Dalam hadis istilah wakaf yang digunakan adalah shodaqah jariyah, sebagaimana dalam hadis berikut:

عَنْ أَبِي هُرَيْرَةَ رضي الله عنه أَنَّ رَسُوْلَ اللهِ قَالَ : إِذَا مَاتَ الْإِنْسَانُ اِنْقَطَعَ عَنْهُ عَمَلُهُ إِلَّا مِنْ ثَلَاثَةٍ صَدَقَةٍ جَارِيَةٍ أَوْ عِلْمٍ يُنْتَفَعُ بِهِ أَوْ وَلَدٍ صَالِحٍ يَدْعُوْ لَهُ 

“Ketika anak Adam mati, terputuslah amalnya kecuali tiga perkara; sedekah jariyah, ilmu yang bermanfaat, dan anak saleh yang mendoakannya.” (HR. Muslim). 

Menurut Imam Nawawi bahwa yang dimaksud sedekah jariyah adalah wakaf. [Syarah Muslim, 11/85] Demikian juga menurut Al-Khatib Asy-Syarbini [Mughni Al-Muhtaj, 3/522-523].

Hadirin rahimakumullah, 
Wakaf di Indonesia yang telah berperan dalam meningkatkan sumber daya manusia sejak lama terbukti dengan adanya masjid, pesantren dan lembaga pendidikan yang berbasis wakaf.  

Berdasarkan Sistem Informasi Wakaf Kemenag (2022), tanah wakaf di Indonesia sudah tersebar di 440,5 ribu titik dengan total luas mencapai 57,2 hektar. Menurut data dari Kementerian Agama, saat ini terdapat sekitar 55.103 lokasi madrasah yang tersebar di seluruh Indonesia. 

Madrasah ini terdiri dari Madrasah Ibtidaiyyah (MI), Madrasah Tsanawiyah (MTs), dan Madrasah Aliyah (MA), dengan jumlah total siswa mencapai 9.127.047 orang. Dari jumlah tersebut, sebagian besar madrasah ternyata berdiri di atas tanah yang diwakafkan. Ini menandakan bahwa sebenarnya wakaf telah berkontribusi besar dalam pembangunan sumber daya manusia Indonesia.

Namun demikian, pencapaian wakaf yang sudah cukup bagus di Indonesia tidak boleh berhenti sampai pada titik ini, melainkan harus terus dikembangkan pada wakaf yang dapat berefek pada kesejahteraan dan kemandirian ekonomi umat. Terlebih dengan wakaf dengan paradigma baru, yaitu wakaf produktif dan wakaf uang. 
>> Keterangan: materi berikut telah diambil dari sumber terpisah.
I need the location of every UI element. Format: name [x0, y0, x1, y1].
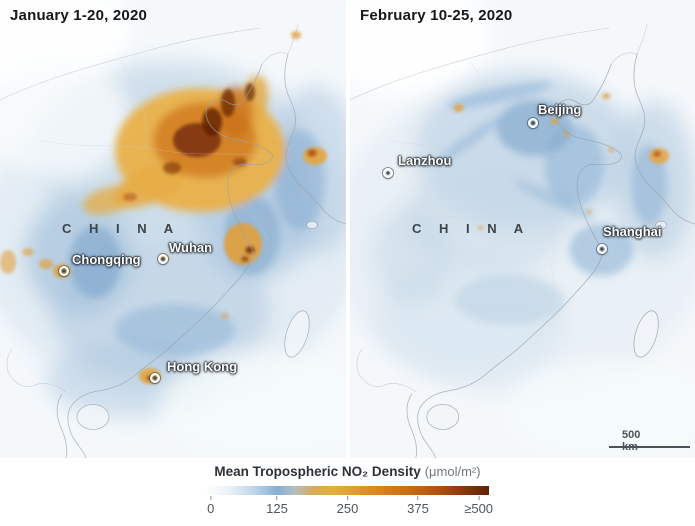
chongqing-marker-icon	[59, 266, 69, 276]
tick-500: ≥500	[464, 496, 493, 516]
city-label-beijing: Beijing	[538, 102, 582, 117]
tick-0: 0	[207, 496, 214, 516]
city-label-chongqing: Chongqing	[72, 252, 141, 267]
beijing-marker-icon	[528, 118, 538, 128]
city-label-wuhan: Wuhan	[169, 240, 213, 255]
city-label-hong-kong: Hong Kong	[167, 359, 238, 374]
scale-bar-line	[609, 446, 690, 448]
shanghai-marker-icon	[597, 244, 607, 254]
tick-375: 375	[407, 496, 429, 516]
country-label-china-left: C H I N A	[62, 221, 181, 236]
city-label-lanzhou: Lanzhou	[398, 153, 452, 168]
hong-kong-marker-icon	[150, 373, 160, 383]
wuhan-marker-icon	[158, 254, 168, 264]
legend-title-row: Mean Tropospheric NO₂ Density (μmol/m²)	[0, 463, 695, 481]
legend: Mean Tropospheric NO₂ Density (μmol/m²) 0…	[0, 463, 695, 520]
map-panel-february: February 10-25, 2020 C H I N A Lanzhou B…	[350, 0, 695, 458]
legend-title: Mean Tropospheric NO₂ Density	[214, 464, 421, 479]
country-label-china-right: C H I N A	[412, 221, 531, 236]
map-art-january	[0, 0, 346, 458]
tick-125: 125	[266, 496, 288, 516]
colorbar	[206, 486, 489, 495]
panel-title-february: February 10-25, 2020	[360, 7, 513, 24]
map-art-february	[350, 0, 695, 458]
legend-unit: (μmol/m²)	[424, 464, 481, 479]
lanzhou-marker-icon	[383, 168, 393, 178]
city-label-shanghai: Shanghai	[603, 224, 662, 239]
map-panel-january: January 1-20, 2020 C H I N A Chongqing W…	[0, 0, 346, 458]
panel-title-january: January 1-20, 2020	[10, 7, 148, 24]
map-panels: January 1-20, 2020 C H I N A Chongqing W…	[0, 0, 695, 458]
scale-bar-label: 500 km	[622, 429, 641, 453]
tick-250: 250	[337, 496, 359, 516]
colorbar-ticks: 0 125 250 375 ≥500	[207, 496, 493, 520]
Wakaf produktif adalah harta benda atau pokok tetap yang diwakafkan untuk dipergunakan dalam kegiatan produksi dan hasilnya disalurkan sesuai dengan tujuan wakaf. Seperti wakaf tanah untuk digunakan bercocok tanam, mata air untuk dijual airnya dan lain–lain, wakaf uang diinvestasikan pada bidang tertentu yang aman dan menguntungkan.  
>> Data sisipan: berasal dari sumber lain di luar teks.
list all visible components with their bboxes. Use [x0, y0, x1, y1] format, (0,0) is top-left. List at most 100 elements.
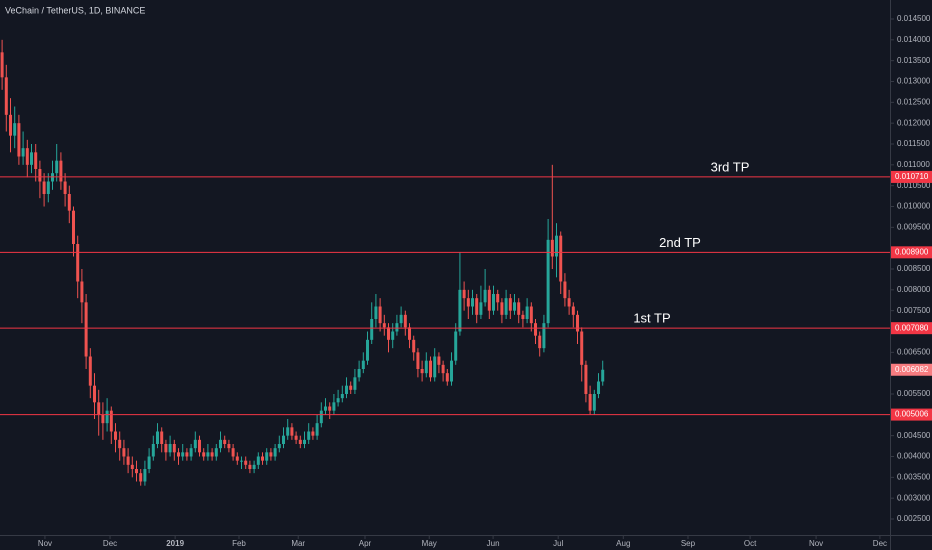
y-tick-label: 0.004000 — [897, 452, 931, 461]
candle-body — [269, 452, 273, 457]
candle-body — [588, 394, 592, 411]
candle-body — [361, 360, 365, 369]
candle-body — [445, 373, 449, 382]
candle-body — [307, 431, 311, 440]
candle-body — [319, 410, 323, 424]
candle-body — [126, 456, 130, 465]
candle-body — [517, 302, 521, 315]
candle-body — [450, 360, 454, 382]
y-tick-label: 0.002500 — [897, 514, 931, 523]
level-price-label: 0.010710 — [895, 172, 929, 181]
candle-body — [483, 289, 487, 303]
x-tick-label: Nov — [809, 539, 823, 548]
candle-body — [332, 402, 336, 411]
candle-body — [59, 160, 63, 182]
y-tick-label: 0.005500 — [897, 389, 931, 398]
candle-body — [336, 398, 340, 403]
candle-body — [235, 456, 239, 461]
candle-body — [399, 314, 403, 324]
candle-body — [147, 456, 151, 469]
candle-body — [143, 469, 147, 482]
candle-body — [311, 431, 315, 436]
candle-body — [172, 444, 176, 453]
candle-body — [542, 323, 546, 349]
candle-body — [42, 181, 46, 194]
candle-body — [38, 169, 42, 182]
candle-body — [475, 298, 479, 315]
y-tick-label: 0.008500 — [897, 264, 931, 273]
level-price-box — [891, 170, 932, 183]
candle-body — [185, 452, 189, 457]
candle-body — [303, 439, 307, 444]
x-tick-label: Apr — [359, 539, 372, 548]
candle-body — [4, 77, 8, 115]
x-tick-label: Jun — [487, 539, 500, 548]
candle-body — [513, 302, 517, 311]
candle-body — [282, 435, 286, 444]
candle-body — [67, 194, 71, 211]
candle-body — [340, 394, 344, 399]
candle-body — [164, 444, 168, 453]
candle-body — [454, 331, 458, 361]
candle-body — [193, 439, 197, 449]
candle-body — [508, 298, 512, 311]
y-tick-label: 0.012000 — [897, 118, 931, 127]
candle-body — [592, 394, 596, 411]
candle-body — [500, 302, 504, 315]
level-note: 1st TP — [633, 311, 670, 326]
level-note: 2nd TP — [659, 235, 701, 250]
candle-body — [353, 377, 357, 390]
candle-body — [198, 439, 202, 453]
candle-body — [118, 439, 122, 449]
candle-body — [315, 423, 319, 436]
x-tick-label: 2019 — [166, 539, 184, 548]
y-tick-label: 0.011500 — [897, 139, 930, 148]
candle-body — [84, 302, 88, 357]
x-tick-label: Feb — [232, 539, 246, 548]
candle-body — [240, 460, 244, 462]
candle-body — [156, 431, 160, 444]
candle-body — [357, 369, 361, 378]
candle-body — [97, 402, 101, 415]
candle-body — [168, 444, 172, 453]
chart-title: VeChain / TetherUS, 1D, BINANCE — [5, 5, 145, 15]
candle-body — [420, 369, 424, 374]
candle-body — [345, 385, 349, 394]
candle-body — [580, 331, 584, 365]
y-tick-label: 0.010500 — [897, 181, 931, 190]
candle-body — [550, 239, 554, 257]
candle-body — [492, 294, 496, 311]
y-tick-label: 0.013500 — [897, 56, 931, 65]
candle-body — [567, 298, 571, 307]
candle-body — [294, 435, 298, 440]
candle-body — [181, 452, 185, 457]
candle-body — [504, 298, 508, 315]
candle-body — [214, 448, 218, 457]
candle-body — [135, 469, 139, 474]
candle-body — [114, 431, 118, 440]
candle-body — [584, 364, 588, 394]
candle-body — [416, 352, 420, 369]
candle-body — [55, 160, 59, 174]
candle-body — [273, 448, 277, 457]
candle-body — [555, 235, 559, 257]
candle-body — [424, 360, 428, 374]
candle-body — [231, 448, 235, 457]
x-tick-label: Dec — [873, 539, 887, 548]
x-tick-label: May — [422, 539, 437, 548]
candle-body — [408, 327, 412, 340]
candle-body — [13, 123, 17, 136]
candle-body — [261, 456, 265, 461]
candle-body — [63, 181, 67, 194]
candle-body — [496, 294, 500, 303]
candle-body — [219, 439, 223, 449]
candle-body — [395, 323, 399, 332]
candle-body — [17, 123, 21, 157]
x-tick-label: Nov — [38, 539, 52, 548]
y-tick-label: 0.009500 — [897, 222, 931, 231]
x-tick-label: Dec — [103, 539, 117, 548]
y-tick-label: 0.003000 — [897, 493, 931, 502]
candle-body — [210, 452, 214, 457]
candle-body — [76, 244, 80, 282]
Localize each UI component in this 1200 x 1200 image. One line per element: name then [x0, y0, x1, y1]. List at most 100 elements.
Dalam wakaf produktif harus memperhatikan betul aspek mitigasi risiko agar tidak terjadi hilangnya harta benda wakaf akibat kegagalan dalam memproduktifkannya.

Sedangkan wakaf uang adalah wakaf berupa uang dalam bentuk rupiah yang dikelola secara produktif, hasilnya dimanfaatkan untuk mauquf alayh (penerima manfaat). Pada dasarnya, penghimpunan wakaf uang dilakukan dengan menyebutkan atau menyampaikan program pemberdayaan atau peningkatan kesejahteraan umat (mawquf alayh). 

Uang wakaf yang telah dihimpun merupakan harta benda wakaf yang nilai pokoknya harus dijaga dan wajib diinvestasikan pada sektor ril atau sektor keuangan yang sesuai syariah dan peraturan perundang- undangan. 

Investasi wakaf uang ini dimaksudkan untuk menjaga nilai pokoknya dan menghasilkan manfaat atau keuntungan untuk disalurkan kepada penerima manfaat wakaf atau program-program peningkatan kesejahteraan umat (mawquf alayh).

Hadirin rahimakumullah, 
Potensi wakaf uang di Indonesia diperkirakan dapat mencapai 181 Triliyun pertahun, jika gerakan fundrising dan literasinya gencar. Sampai saat ini, wakaf uang dari seluruh nazir yang dilaporkan ke Badan wakaf Indonesia baru mencapai  Rp.  3,015 T,  baru sekitar 1,7 persen dari potensi. 

Andai potensi tersebut dapat dicapai 10 persen pertahunnya saja, perolehan wakaf uang sudah sangat signifikan. 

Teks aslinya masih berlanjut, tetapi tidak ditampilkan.